Victoria, un mois et quelques jours, n'est pas tout à fait un bébé comme les autres: elle a vu le jour grâce à une greffe de tissus ovariens entre jumelles, une première en Europe qui a permis à sa mère, une Française stérile de naissance, de lui donner la vie.

«La maman et le bébé se portent bien», a déclaré le Dr Guy Kerbrat (hôpital de Parly II-Le Chesnay, région parisienne), le gynécologue-obstétricien qui a assuré cette venue au monde.

«Victoria (2,850 kilos) est née par césarienne le 8 mars» dans un établissement privé français, a-t-il précisé.

«C'est la première fois au monde qu'une telle greffe est faite entre jumelles ayant un syndrome de Turner» (anomalie chromosomique : 1 cas sur 2500 naissances de filles), selon le professeur Jacques Donnez, gynécologue réputé de l'Université catholique de Louvain, à Bruxelles, qui a réalisé la greffe à travers une «mini ouverture» de l'abdomen.

C'est aussi la première fois qu'une telle greffe de ces tissus est directement réalisée en Europe, relève-t-il.

En 2008, Susanne Butscher, 39 ans, avait donné naissance à Londres à une petite fille née après une greffe ovarienne provenant de sa soeur jumelle. Mais la transplantation avait été réalisée aux Etats-Unis par le Dr Sherman Silber (Saint-Louis, Missouri). Ce dernier a obtenu quatre naissances à partir de greffe entre jumelles monozygotes (identiques), dont les soeurs souffraient de ménopause précoce, selon le Pr Donnez.

Les greffes entre jumelles identiques ne nécessitent pas un traitement anti-rejet qui poserait problème pour mener à bien une grossesse.

Karine, la mère, présentait une ménopause précoce en raison d'un syndrome de Turner, avec absence d'ovaires. Sa soeur jumelle, la donneuse, quoiqu'ayant le même syndrome (une forme dite «mosaïque») a des ovaires normaux et a d'ailleurs eu deux enfants.

Quelques mois après la greffe, le 25 août 2009, la patiente a récupéré un cycle normal, puis est devenue enceinte naturellement, par rapports sexuels et sans recours à la fécondation in vitro, a précisé à l'AFP le Pr Donnez.
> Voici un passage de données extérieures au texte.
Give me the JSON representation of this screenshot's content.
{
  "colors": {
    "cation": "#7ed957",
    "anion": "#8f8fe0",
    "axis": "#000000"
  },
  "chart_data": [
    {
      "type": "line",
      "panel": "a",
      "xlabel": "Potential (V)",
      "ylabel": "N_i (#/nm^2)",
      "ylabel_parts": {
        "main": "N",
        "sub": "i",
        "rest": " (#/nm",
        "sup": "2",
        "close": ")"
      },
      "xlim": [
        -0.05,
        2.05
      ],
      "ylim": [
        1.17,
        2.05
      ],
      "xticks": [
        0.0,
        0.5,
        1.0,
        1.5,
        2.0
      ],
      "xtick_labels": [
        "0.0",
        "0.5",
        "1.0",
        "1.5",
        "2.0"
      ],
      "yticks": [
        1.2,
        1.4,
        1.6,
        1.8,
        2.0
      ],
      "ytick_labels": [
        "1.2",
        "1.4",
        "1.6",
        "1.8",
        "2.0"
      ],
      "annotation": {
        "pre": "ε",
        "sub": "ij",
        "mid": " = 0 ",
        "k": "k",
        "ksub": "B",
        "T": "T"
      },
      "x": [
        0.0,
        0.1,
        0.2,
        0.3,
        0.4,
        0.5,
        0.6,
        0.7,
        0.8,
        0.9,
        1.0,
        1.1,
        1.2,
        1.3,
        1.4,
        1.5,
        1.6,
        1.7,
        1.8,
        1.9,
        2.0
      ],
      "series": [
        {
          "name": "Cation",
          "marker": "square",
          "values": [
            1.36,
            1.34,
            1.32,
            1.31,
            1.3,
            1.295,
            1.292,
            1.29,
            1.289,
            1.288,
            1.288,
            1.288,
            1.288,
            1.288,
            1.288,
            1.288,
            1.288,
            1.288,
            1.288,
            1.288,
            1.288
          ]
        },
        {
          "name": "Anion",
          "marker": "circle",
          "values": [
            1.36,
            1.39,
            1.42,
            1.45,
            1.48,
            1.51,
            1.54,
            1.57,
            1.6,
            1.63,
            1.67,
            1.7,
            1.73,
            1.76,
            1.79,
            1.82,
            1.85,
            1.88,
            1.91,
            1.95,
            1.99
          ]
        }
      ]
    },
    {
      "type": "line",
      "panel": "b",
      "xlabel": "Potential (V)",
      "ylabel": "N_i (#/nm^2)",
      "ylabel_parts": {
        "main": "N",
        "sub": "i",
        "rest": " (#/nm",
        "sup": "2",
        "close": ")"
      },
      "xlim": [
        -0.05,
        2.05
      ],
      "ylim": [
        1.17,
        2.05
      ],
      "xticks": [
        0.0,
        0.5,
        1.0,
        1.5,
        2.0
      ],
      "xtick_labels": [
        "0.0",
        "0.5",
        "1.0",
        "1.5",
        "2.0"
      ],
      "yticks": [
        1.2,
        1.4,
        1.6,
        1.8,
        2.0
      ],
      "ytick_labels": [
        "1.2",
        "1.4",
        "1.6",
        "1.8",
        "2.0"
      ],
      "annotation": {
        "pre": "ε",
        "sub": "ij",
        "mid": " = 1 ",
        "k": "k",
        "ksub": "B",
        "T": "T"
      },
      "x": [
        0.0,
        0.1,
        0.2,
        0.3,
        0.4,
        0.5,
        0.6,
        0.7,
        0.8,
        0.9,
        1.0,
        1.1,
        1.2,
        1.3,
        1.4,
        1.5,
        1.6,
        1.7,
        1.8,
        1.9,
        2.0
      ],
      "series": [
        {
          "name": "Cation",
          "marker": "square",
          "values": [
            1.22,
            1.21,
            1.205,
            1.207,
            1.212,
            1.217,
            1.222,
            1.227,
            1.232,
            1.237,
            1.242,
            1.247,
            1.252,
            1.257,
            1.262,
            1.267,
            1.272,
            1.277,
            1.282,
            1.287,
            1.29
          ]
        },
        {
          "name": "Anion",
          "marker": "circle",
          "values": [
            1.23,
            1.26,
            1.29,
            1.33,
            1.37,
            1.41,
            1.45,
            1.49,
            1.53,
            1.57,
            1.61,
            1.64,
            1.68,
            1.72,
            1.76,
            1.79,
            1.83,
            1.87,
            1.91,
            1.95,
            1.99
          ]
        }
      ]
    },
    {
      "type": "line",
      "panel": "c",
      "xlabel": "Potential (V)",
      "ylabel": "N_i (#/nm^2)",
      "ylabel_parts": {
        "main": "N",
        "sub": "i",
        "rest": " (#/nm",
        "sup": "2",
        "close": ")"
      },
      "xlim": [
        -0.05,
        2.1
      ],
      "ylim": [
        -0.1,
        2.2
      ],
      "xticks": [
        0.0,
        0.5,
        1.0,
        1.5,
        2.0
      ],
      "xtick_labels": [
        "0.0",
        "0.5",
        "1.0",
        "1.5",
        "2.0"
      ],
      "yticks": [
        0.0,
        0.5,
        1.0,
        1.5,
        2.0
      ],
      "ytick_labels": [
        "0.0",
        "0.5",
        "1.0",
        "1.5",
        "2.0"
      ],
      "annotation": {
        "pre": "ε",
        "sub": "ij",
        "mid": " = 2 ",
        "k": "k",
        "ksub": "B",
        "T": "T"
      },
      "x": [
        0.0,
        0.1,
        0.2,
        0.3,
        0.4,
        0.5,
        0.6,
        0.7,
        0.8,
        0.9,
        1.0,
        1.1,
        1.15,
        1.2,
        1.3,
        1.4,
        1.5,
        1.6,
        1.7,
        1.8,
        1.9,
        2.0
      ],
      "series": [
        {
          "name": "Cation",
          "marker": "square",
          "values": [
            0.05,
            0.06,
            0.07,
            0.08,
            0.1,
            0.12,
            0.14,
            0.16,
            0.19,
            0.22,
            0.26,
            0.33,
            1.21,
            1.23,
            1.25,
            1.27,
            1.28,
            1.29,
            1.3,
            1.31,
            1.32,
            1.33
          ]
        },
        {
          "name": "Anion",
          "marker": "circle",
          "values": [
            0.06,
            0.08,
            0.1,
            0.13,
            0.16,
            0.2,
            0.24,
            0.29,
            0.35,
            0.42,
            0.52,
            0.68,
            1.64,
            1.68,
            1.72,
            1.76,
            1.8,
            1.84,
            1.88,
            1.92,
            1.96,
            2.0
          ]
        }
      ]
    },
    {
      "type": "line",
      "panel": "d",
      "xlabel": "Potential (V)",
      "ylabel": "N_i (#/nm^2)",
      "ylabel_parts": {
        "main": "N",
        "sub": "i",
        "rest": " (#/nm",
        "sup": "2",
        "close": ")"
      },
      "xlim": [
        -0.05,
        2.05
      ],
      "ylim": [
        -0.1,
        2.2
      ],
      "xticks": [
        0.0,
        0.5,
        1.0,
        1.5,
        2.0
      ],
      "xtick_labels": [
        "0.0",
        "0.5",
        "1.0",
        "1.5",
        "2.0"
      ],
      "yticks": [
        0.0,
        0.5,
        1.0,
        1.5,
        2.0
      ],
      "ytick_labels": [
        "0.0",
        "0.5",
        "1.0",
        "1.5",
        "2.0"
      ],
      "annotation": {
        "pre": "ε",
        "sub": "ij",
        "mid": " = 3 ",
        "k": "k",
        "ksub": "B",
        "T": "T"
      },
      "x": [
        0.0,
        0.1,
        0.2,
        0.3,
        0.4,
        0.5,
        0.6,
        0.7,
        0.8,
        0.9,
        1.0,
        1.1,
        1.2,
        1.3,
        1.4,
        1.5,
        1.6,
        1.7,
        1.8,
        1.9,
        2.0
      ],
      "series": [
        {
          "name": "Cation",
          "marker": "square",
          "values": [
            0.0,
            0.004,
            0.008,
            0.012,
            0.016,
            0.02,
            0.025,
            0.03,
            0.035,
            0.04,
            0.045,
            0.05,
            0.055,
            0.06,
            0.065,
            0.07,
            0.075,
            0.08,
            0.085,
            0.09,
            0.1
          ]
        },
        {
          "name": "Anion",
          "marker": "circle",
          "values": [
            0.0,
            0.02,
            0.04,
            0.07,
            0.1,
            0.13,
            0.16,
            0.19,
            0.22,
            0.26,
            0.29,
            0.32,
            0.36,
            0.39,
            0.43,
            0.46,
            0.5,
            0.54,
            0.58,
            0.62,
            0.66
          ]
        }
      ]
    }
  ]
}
Dans les formes «mosaïques», seule une partie des cellules de l'organisme récèlent l'anomalie chromosomique touchant le chromosome X (absence partielle ou totale d'un des deux chromosomes X). Toujours est-il que la plupart des femmes affectées d'un Turner ne sont pas spontanément fertiles.

Mais avec ce syndrome, la grossesse était à haut risque cardiovasculaire et rénal. Karine, la mère, a donc été étroitement suivie pendant la grossesse, souligne le Dr Kerbrat (maternité) qui l'a prise en charge avec les Drs François Baget (cardiologie) et Claude Vaislic (chirurgie cardiaque).

«Le parcours a été long», explique Karine Thiriot, en évoquant ses démarches «depuis une quinzaine d'années» (comme une tentative de fécondation in vitro avec don d'ovocyte à Barcelone) avant que n'arrive cette naissance tant espérée alors qu'elle avait «presque 39 ans».

«Victoria est tout à fait normale et n'a pas de Turner», dit-elle à l'AFP au vu des résultats d'analyses. Le couple a assumé les frais de l'intervention sur les jumelles en Belgique.

Le Pr Donnez vient aussi de publier fin mars le compte-rendu de la première naissance après greffe de tissus ovariens entre soeurs non jumelles dans la revue spécialisée Human Reproduction. La receveuse avait subi un traitement radical (chimiothérapie et irradiation) pour une forme majeure de maladie sanguine (drépanocytose) et bénéficié d'une greffe de moelle provenant de sa soeur. Les cellules de sa soeur ayant fait souche dans son corps, il n'y a pas eu de rejet de ces tissus ovariens «étrangers».